British authorities will not decide until next year at the earliest on whether to go ahead with a state-backed digital pound that would provide an alternative to payments operated by banks and technology companies.
The Bank of England and Britain’s finance ministry said they would continue preparatory work following a public consultation which drew 50,000 responses, many raising privacy concerns.
“No final decision has been made to pursue a digital pound – also called a central bank digital currency,” the BoE and finance ministry said in a joint statement.
“The Bank and HM Treasury have progressed to the design phase of work on a digital pound and expect to decide whether to proceed to the build phase around the middle of the decade.”
Prime Minister Rishi Sunak was an early supporter of the idea, calling on the BoE to start work on the project in 2021 when he was finance minister.
However, even if the project does get a go-ahead, it is unlikely to be operational until near the end of the decade.
Under the proposals, Britons would be able to hold electronic pounds – with the same value as physical cash – up to a limit of 10,000 to 20,000 pounds ($12,700-$25,400). Like cash, the money would not pay interest.
Banks had lobbied for a lower limit of 3,000 to 5,000 pounds, fearing the project could lead to an outflow of money from standard bank accounts.

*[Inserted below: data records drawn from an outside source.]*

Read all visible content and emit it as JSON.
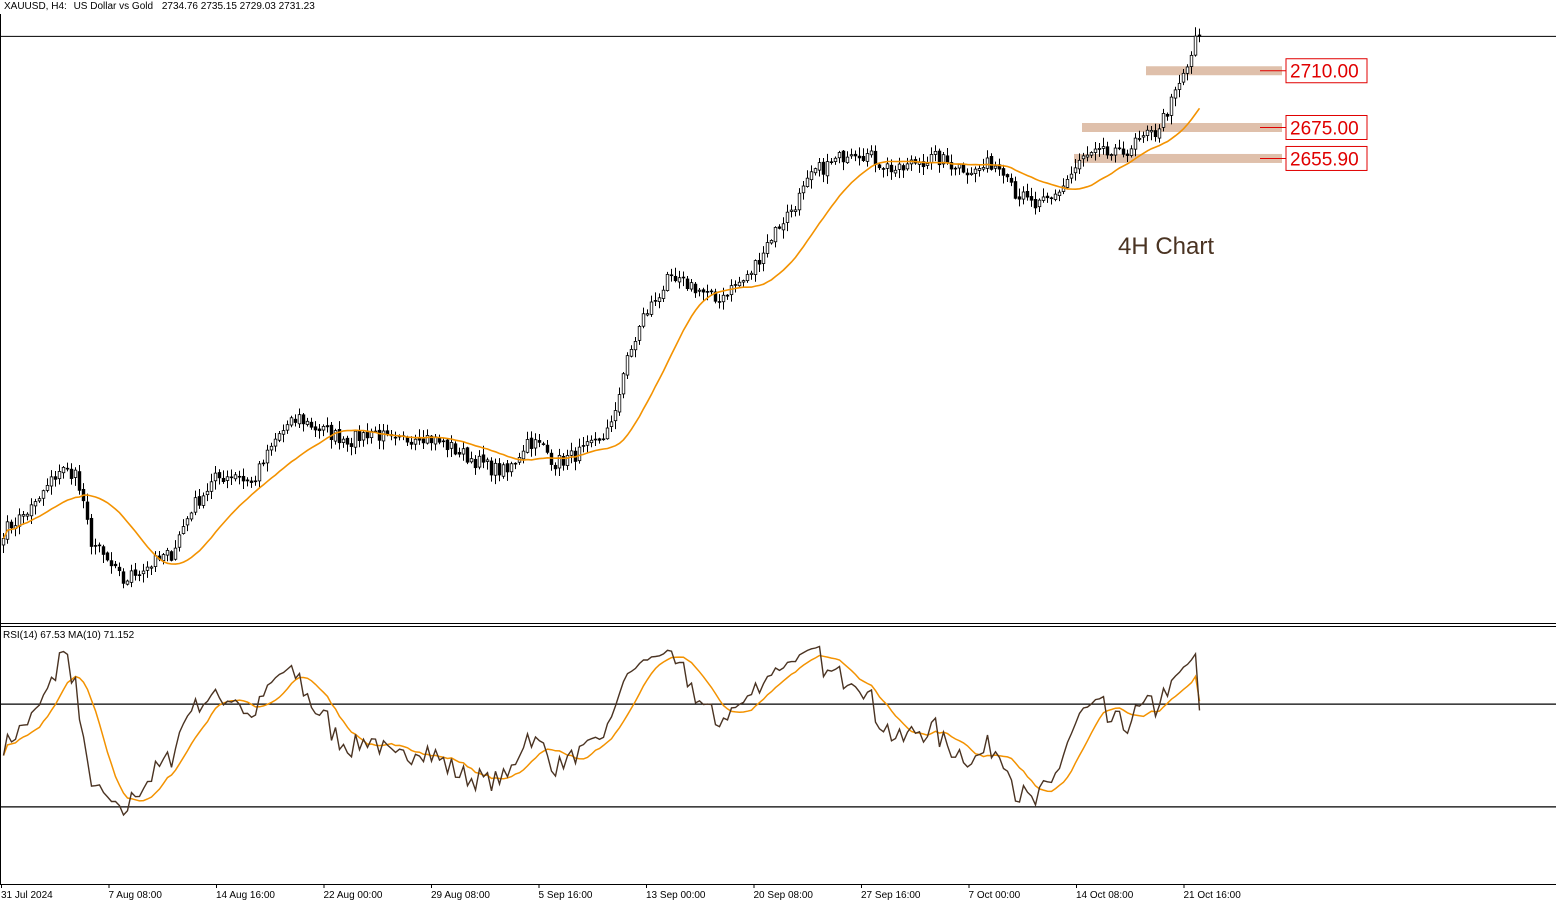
{
  "header": {
    "symbol": "XAUUSD, H4:",
    "description": "US Dollar vs Gold",
    "ohlc": "2734.76 2735.15 2729.03 2731.23"
  },
  "rsi_header": "RSI(14) 67.53 MA(10) 71.152",
  "annotation": "4H Chart",
  "colors": {
    "candle": "#000000",
    "ma_line": "#f39200",
    "rsi_line": "#4a3322",
    "level_band": "#dfc0ab",
    "level_text": "#e00000",
    "grid_line": "#000000"
  },
  "chart_data": [
    {
      "type": "candlestick",
      "title": "XAUUSD, H4: US Dollar vs Gold",
      "x_tick_labels": [
        "31 Jul 2024",
        "7 Aug 08:00",
        "14 Aug 16:00",
        "22 Aug 00:00",
        "29 Aug 08:00",
        "5 Sep 16:00",
        "13 Sep 00:00",
        "20 Sep 08:00",
        "27 Sep 16:00",
        "7 Oct 00:00",
        "14 Oct 08:00",
        "21 Oct 16:00"
      ],
      "ylim": [
        2370,
        2745
      ],
      "last_close": 2731.23,
      "levels": [
        {
          "label": "2710.00",
          "value": 2710.0
        },
        {
          "label": "2675.00",
          "value": 2675.0
        },
        {
          "label": "2655.90",
          "value": 2655.9
        }
      ],
      "anchors": [
        [
          0,
          2426
        ],
        [
          8,
          2442
        ],
        [
          14,
          2464
        ],
        [
          18,
          2462
        ],
        [
          22,
          2420
        ],
        [
          25,
          2410
        ],
        [
          30,
          2395
        ],
        [
          34,
          2402
        ],
        [
          42,
          2412
        ],
        [
          47,
          2440
        ],
        [
          53,
          2458
        ],
        [
          58,
          2462
        ],
        [
          62,
          2455
        ],
        [
          69,
          2486
        ],
        [
          74,
          2496
        ],
        [
          78,
          2490
        ],
        [
          82,
          2486
        ],
        [
          87,
          2482
        ],
        [
          92,
          2488
        ],
        [
          98,
          2480
        ],
        [
          104,
          2486
        ],
        [
          110,
          2480
        ],
        [
          116,
          2472
        ],
        [
          122,
          2465
        ],
        [
          126,
          2462
        ],
        [
          131,
          2482
        ],
        [
          135,
          2478
        ],
        [
          138,
          2468
        ],
        [
          142,
          2472
        ],
        [
          147,
          2478
        ],
        [
          152,
          2490
        ],
        [
          155,
          2524
        ],
        [
          160,
          2558
        ],
        [
          166,
          2580
        ],
        [
          172,
          2578
        ],
        [
          178,
          2568
        ],
        [
          182,
          2576
        ],
        [
          186,
          2582
        ],
        [
          192,
          2608
        ],
        [
          198,
          2628
        ],
        [
          203,
          2648
        ],
        [
          208,
          2654
        ],
        [
          212,
          2662
        ],
        [
          216,
          2658
        ],
        [
          220,
          2652
        ],
        [
          224,
          2648
        ],
        [
          228,
          2654
        ],
        [
          233,
          2656
        ],
        [
          238,
          2652
        ],
        [
          243,
          2648
        ],
        [
          247,
          2653
        ],
        [
          251,
          2649
        ],
        [
          253,
          2635
        ],
        [
          258,
          2626
        ],
        [
          262,
          2630
        ],
        [
          266,
          2643
        ],
        [
          270,
          2656
        ],
        [
          274,
          2659
        ],
        [
          279,
          2658
        ],
        [
          283,
          2665
        ],
        [
          288,
          2672
        ],
        [
          292,
          2690
        ],
        [
          296,
          2712
        ],
        [
          298,
          2728
        ],
        [
          299,
          2731.23
        ]
      ],
      "ma_period": 20
    },
    {
      "type": "line",
      "title": "RSI(14) 67.53 MA(10) 71.152",
      "ylim": [
        0,
        100
      ],
      "levels": [
        70,
        30
      ],
      "last_rsi": 67.53,
      "last_ma": 71.152
    }
  ]
}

Last month, British lawmakers said the case for digital cash had not been made.
Other central banks, including the European Central Bank and the U.S. Federal Reserve, are also wrestling with privacy issues.
The European Union’s legislation for underpinning a digital euro has been slowed by privacy concerns, prompting the bloc’s financial services chief Mairead McGuinness to say last year that it was not a “Big Brother project”.
Britain says a digital pound would be private but not anonymous, unlike physical cash.
As with existing bank accounts and credit card payments, authorities would be able to track transactions they suspect involve money laundering or finance terrorism.
“A digital pound would not replace cash, so the public would continue to have access to an anonymous payment option,” the BoE and government said in their response to the consultation.
The use of physical cash is dwindling in Britain and the BoE has said a state-backed digital option could provide alternatives to existing bank payments or separate payment systems which large technology companies might develop.
Legislation would be put in place to ensure privacy following further consultation if the project goes ahead, the government said, adding it also planned further public consultations.
The digital currency would not allow the government to program it in a way which blocked holders from making certain transactions, a concern of some privacy advocates.